When Open Source Community Software is Bought by Private Equity

When private equity buys online community platforms, who wins? What about if those platforms were built on open source software? Does the company continue to be a good citizen of the open source community that helped build the product?

History has shown us that it is often the community managers and pros who lose. They might not just lose a good platform though, they might lose their job.

Lincoln Russell has an interesting perspective on this topic. He joined Vanilla Forums, an open source community software platform, as a senior developer in 2011, having already used it for a couple of years. He left the company in 2020, then the director of engineering. Lincoln has continued to use the software. Vanilla Forums was subsequently purchased by Higher Logic, a company lacking a meaningful history of open source contributions.

As a matter of disclosure, both Higher Logic and Vanilla Forums are past sponsors of the show.

Lincoln and I also discuss:

  • How Vanilla Forums’ open source ethos shifted over time
  • The importance of data migration standards for community software
  • Is community software best built by small businesses?

Big Quotes

Your community software provider must answer this (16:38): “The first question you should ask a [community software] vendor is: How easy is it to leave you? It’s not a fun question to ask, but the answer is crucial to me. It’s a deal-breaker question.” -Patrick O’Keefe

Some community platforms try to lock their customer data into the platform (18:07): “When [a client is] onboarding [to new community software during the] initial year or two, they don’t care about their data export. It’s at the end. That’s a long-term reputational issue about how people talk about their experiences. We saw that with [community software] competitors. We had some trouble with a couple of competitors in trying to get the data from them and spent way more hours than particular customers were worth – just on principle, honestly – getting the data out for them because we were so personally offended. At least I was.” -Lincoln Russell

When you aren’t selling community software to the people who will actually use it (20:37): “In the [community software] sales process, you identify stakeholders – people that are decision makers. A lot of the time they weren’t a community manager. A lot of the time it was a director of technology, it was a CEO, or other positions, and that warps your roadmap.

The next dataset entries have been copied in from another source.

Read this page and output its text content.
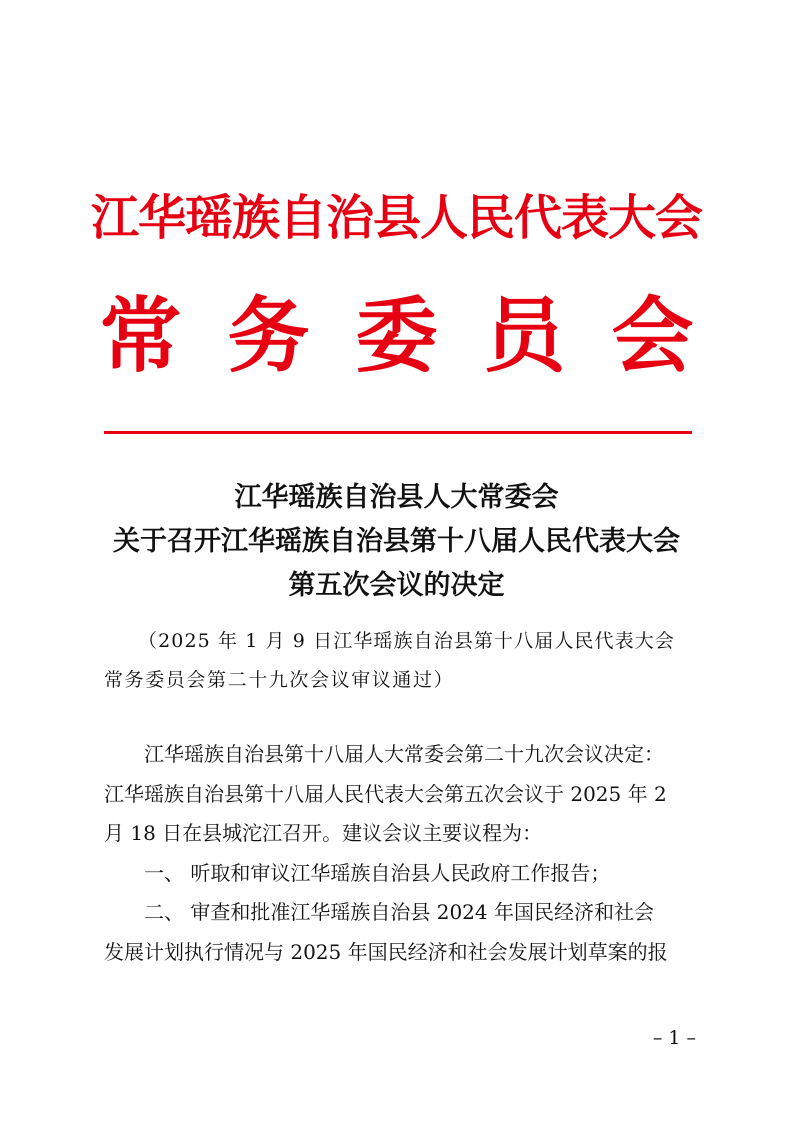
江华瑶族自治县人民代表大会
常务委员会
江华瑶族自治县人大常委会
关于召开江华瑶族自治县第十八届人民代表大会
第五次会议的决定
（2025 年 1 月 9 日江华瑶族自治县第十八届人民代表大会
常务委员会第二十九次会议审议通过）
江华瑶族自治县第十八届人大常委会第二十九次会议决定：
江华瑶族自治县第十八届人民代表大会第五次会议于 2025 年 2
月 18 日在县城沱江召开。建议会议主要议程为：
一、 听取和审议江华瑶族自治县人民政府工作报告；
二、 审查和批准江华瑶族自治县 2024 年国民经济和社会
发展计划执行情况与 2025 年国民经济和社会发展计划草案的报
– 1 –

“When those are the people that [the] sales team [is] sitting in front of, day in and day out, and you’re pitching an improved moderation queue, they want this button that does this thing. You’re like, ‘But that’s stupid.’ But it doesn’t matter, if those are the people you’re selling to, [with] their own idea of community that doesn’t actually align with community management because they have internal business goals, and all they want to do are check those boxes.” -Lincoln Russell

Why community professionals should drive community platform choice (22:10): “Although I’d like to believe, ego-wise, that I could make a community out of whatever piece of garbage application you throw in front of me, I know the software can either help me or hurt me, and it’s tough when you’re making dinner with someone else’s ingredients.” -Patrick O’Keefe

Great ideas need great communicators (23:44): “The biggest issue with charting a course is you need a really clear vision, and you also need someone who can articulate that vision a lot, and over and over again, to the right people in the right circumstances. You need an external marketer. All of us in engineering at Vanilla [were] all introverts. None of us were going to conferences and giving talks about our vision for community software. It just wasn’t in us to do that. I think we were poorer off in that we had some really good ideas, and could have shifted the conversation a bit, but we didn’t put our energy there because that was a lot of energy.” -Lincoln Russell

Protecting your culture makes you unique from the big social media platforms (33:43): “I think this idea of being more private and being very selective about what you present to the world, and having an internal culture that is protected from the internet – not promoted to the internet – is the future of these independent community spaces because that’s the space those [bigger] platforms cannot touch.” -Lincoln Russell

Community drives great software projects (37:04): “To build great software, like the great software projects that are going to outlive me, you need a community of people committed to working on them for long periods of time. [You need] to replace those people when they leave, but you have to have a system to keep that going, not just like, [we] got great five minds in a room and they did a thing, and then they cash out at the end. That’s not sustainable.” -Lincoln Russell

About Lincoln Russell

Lincoln Russell is the vice president of engineering for uConnect, which builds virtual career centers for colleges and universities to help students get better jobs. Earlier in his career, he spent 8 and a half years at Vanilla Forums, starting as a senior developer in 2011 and leaving in 2020 as the director of engineering.